Stage 8 Wrap: a sprint win for Nacer Bouhanni with a late switch in the closing metres. The commissaires reviewed it and awarded the stage to Bouhanni. Earlier we had scenes to make local literary heroes Don Quixote and Sancho Panza proud as the peloton tilted in the crosswinds of La Mancha. It came to nothing but meant everything to provide drama to an otherwise regular stage especially as Nairo Quintana was among those caught out.
The Route: we could pick over every detail but the important point is the finish. For most of the stage it’s a procession to the final climb. The Puerto de Cabigordo merits its third category status with a moderate gradient below 4%.
The Alto de San Rafael averages just over 4% but don’t mistake it for the same. It’s got a flat intermediate section meaning the mean average is not reflective of the difficulty, it’s typically 6%. Not a lot either but more climbing.
The Finish: the Vuelta has some infernal finishes but this is more like a ski-station finish in France. Uphill yes but at a steady and accessible gradient designed to allow large vehicles to negotiate the road. The road almost flattens out for the finish.
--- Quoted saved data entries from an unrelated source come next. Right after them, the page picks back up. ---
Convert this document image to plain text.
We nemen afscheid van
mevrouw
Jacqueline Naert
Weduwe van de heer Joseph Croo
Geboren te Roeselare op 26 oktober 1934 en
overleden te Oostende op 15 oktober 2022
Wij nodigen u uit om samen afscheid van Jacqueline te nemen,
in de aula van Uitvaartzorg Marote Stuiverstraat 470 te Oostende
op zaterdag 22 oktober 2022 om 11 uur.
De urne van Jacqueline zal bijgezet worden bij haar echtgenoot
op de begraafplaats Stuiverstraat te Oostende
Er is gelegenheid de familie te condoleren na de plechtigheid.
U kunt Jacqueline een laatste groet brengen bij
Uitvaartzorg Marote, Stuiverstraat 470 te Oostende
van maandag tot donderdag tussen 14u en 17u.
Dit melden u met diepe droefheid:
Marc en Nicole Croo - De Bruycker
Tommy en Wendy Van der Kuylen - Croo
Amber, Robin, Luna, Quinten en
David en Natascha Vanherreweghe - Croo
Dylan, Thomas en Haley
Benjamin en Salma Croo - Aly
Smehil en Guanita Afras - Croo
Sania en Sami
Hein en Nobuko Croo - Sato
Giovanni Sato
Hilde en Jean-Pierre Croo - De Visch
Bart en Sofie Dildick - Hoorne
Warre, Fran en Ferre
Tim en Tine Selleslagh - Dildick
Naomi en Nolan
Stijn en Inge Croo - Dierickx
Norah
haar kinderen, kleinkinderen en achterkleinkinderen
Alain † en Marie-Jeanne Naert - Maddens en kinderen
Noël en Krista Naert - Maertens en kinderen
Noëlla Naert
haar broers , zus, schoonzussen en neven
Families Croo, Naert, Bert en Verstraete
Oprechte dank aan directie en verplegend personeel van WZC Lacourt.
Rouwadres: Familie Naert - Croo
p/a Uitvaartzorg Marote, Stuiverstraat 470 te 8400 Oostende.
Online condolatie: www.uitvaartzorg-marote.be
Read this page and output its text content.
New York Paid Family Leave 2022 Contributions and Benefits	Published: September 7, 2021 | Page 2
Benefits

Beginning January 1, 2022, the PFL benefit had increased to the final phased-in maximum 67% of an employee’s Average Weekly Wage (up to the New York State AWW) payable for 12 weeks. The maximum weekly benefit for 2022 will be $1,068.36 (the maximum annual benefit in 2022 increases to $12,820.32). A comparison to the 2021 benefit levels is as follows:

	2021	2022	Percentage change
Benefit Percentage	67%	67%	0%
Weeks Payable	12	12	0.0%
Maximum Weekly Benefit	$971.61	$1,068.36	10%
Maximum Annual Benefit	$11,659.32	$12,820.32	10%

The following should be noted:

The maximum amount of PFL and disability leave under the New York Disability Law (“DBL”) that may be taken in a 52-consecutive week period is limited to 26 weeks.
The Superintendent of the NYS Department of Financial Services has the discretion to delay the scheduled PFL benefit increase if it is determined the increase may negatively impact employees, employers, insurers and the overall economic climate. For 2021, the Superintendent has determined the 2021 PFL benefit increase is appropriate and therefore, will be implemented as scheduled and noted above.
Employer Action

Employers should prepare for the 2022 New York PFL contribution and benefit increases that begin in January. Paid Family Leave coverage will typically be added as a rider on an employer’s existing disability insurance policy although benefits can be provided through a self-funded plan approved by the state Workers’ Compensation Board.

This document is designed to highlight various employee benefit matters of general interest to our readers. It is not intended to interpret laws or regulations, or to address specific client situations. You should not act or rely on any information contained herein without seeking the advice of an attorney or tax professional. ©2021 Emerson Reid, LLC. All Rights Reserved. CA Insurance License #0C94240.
The Scenario: good luck to a breakaway but it’ll need some heavy-hitters to stay away. Otherwise we can expect the main teams to set the pace to the final climb, melting the lead of any break in the same way we say on the road to La Zubia the other day.
The Contenders: a climb where the gradient eases looks perfect for Alejandro Valverde, he’s in shape and can sprint well. Chris Froome showed us he’s got what it takes too with his sprint two days ago. Other riders wanting to win the stage might have to make their move earlier but the problem is that anyone leaping early will only find they get riders sat on on their wheel as the slope eases.
Dan Martin’s been climbing and sprinting well and if he can hang on could do the job on the condition that he backs off right until the last minute.
|Chris Froome, Joaquim Rodriguez
As the chart shows, a real change in weather, the temperature “halves” according to the Celsius scale.
TV: As usual the finish is expected for 5.40pm Euro time. The Alto de San Rafael is expected to start around 5.00pm so be sure to tune by then.
Daily Díaz: Today’s first intermediate sprint (km 101,5) is located in Teruel, the smallest of Spanish provincial capitals (35,000 inhabitants). This is a mountainous area, with a severe climate (one of the maximum temperature ranges of Spain), and with difficult communications (there is no direct train to Madrid). In the artistic side, Teruel is known for the mudéjar architecture, built by Muslim workers under the command of Christian kings. When the northern Christians conquered the Muslim southern lands, the surviving Moors had two options: keep their religion, and be called mudéjares under the protection of the king (until the 16th century); or convert to Christianism, and be called moriscos, who were expelled in the 17th century.